Werbung
Werbung
Werbung

"Erst der Tod lässt unsere menschliche Existenz zur Ganzheit werden" - die Synthese aus antiker Mythologie und Moderne von Angelopoulos

Die Filme des griechischen Regisseurs Theo Angelopoulos erzählen fast alle von Grenzen. Eigentlich ist sein gesamtes bisheriges Werk ein einziger Film, der von unterschiedlichen Reisen an die unterschiedlichsten Grenzen erzählt: an geographische, politisch-ideologische und persönliche Grenzen, deren letzte wohl die Grenze des eigenen Lebens, der Tod, ist, wie das in seinem bislang letzten Film "Die Ewigkeit und ein Tag" deutlich wird.

Schon sehr früh verließ der Jurist Theo Angelopoulos (geboren 1935) Griechenland, um in die Stadt seiner künstlerischen Träume, Paris zu gelangen. Der Aufenthalt wurde vorerst nur ein kurzes Intermezzo, das aber nachhaltige Spuren hinterließ. Hier wird er vertraut mit der Philosophie u.a. von Lévi-Strauss. Er nimmt Filmkurse bei Jean Mitry und Georges Sadoul und ist kurzfristig Regieassistent bei Jean Rouch. 1964 muss Angelopoulos aus familiären Gründen zurück nach Griechenland und bleibt. Er gerät in politische Auseinandersetzungen, die nach der Entlassung des Regierungschefs Georgios Papandreou durch König Konstantin II. beginnen. Er schreibt als Filmkritiker bei der linken Athener Tageszeitung "Dimokratiki Allaghi". Der Militärputsch im April 1967, bei dem eine Reihe seiner Freunde verhaftet werden und Angelopoulos selbst nur knapp entkommt, macht ihm die Bruchlinie zwischen Vision und realer Umsetzung bewusst. Die Probleme mit dem Regime werden nicht geringer, als er sich zunehmend auf das Filmemachen verlegt. Immer auch mit der Intention, politische Inhalte als Ansprüche zu formulieren. Schon seine ersten größeren Filme wie "Rekonstruktion" (1970) oder "Die Tage von '36" (1972) fallen auf, sehr bald spricht man vom "neuen griechischen Kino". Der politischen Ablehnung in Griechenland zum Trotz stellen sich große Erfolge in Europa und auch in Japan bald ein.
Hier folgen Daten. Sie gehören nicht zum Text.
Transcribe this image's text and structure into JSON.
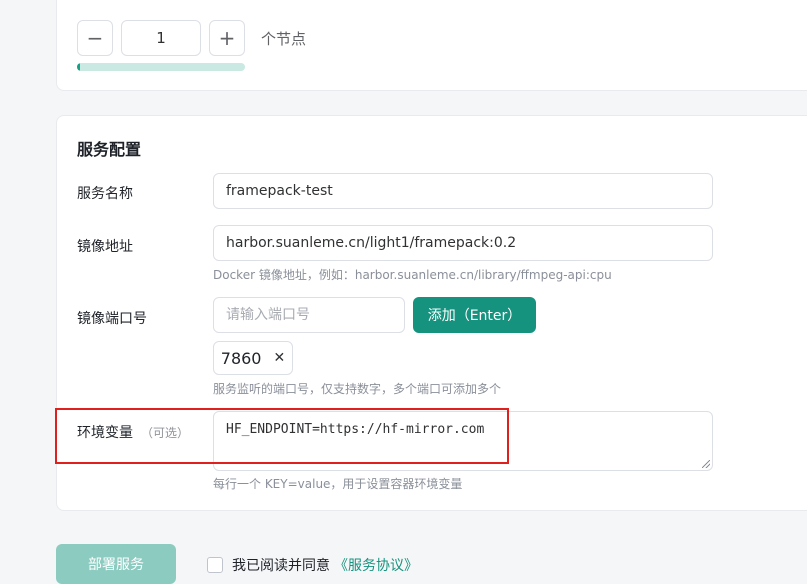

Wer ist dieser Reisende aus Griechenland, der immer wieder an Grenzen stößt und nie an sein Ziel zu kommen scheint? Sein Film "Der Blick des Odysseus" (1994) thematisiert vielleicht am offensichtlichsten dieses Grundthema der Reise. Seine Reise ist die mythologische Reise des Odysseus nach Ithaka. Angelopoulos' filmische Arbeit gleicht einer Synthese aus antiker Mythologie und Moderne. Nur - seine Hauptfigur (Harvey Keitel als Odysseus) kommt nicht zu Hause an, seine Irrfahrt durch Südosteuropa endet im belagerten Sarajewo 1992. Also nicht Ithaka? Keine Ankunft, keine Heimat?

Odysseus in Sarajewo

Nein, die Reise geht in seinem bislang letzten Film "Die Ewigkeit und ein Tag" in der Figur des namenlosen Schriftstellers A. (Bruno Ganz) weiter. Noch einen Tag hat A. zu leben, noch eine Chance, Boden unter den Füßen zu gewinnen. Und da begegnet A. einem jungen albanischen Buben, den er vor der Polizei rettet. Keine Worte vorerst, nur ein dankbares Lächeln. Erst später werden Worte "gewechselt": A. kauft sie dem Jungen ab, Wort für Wort, um dessen Sprache zu erlernen.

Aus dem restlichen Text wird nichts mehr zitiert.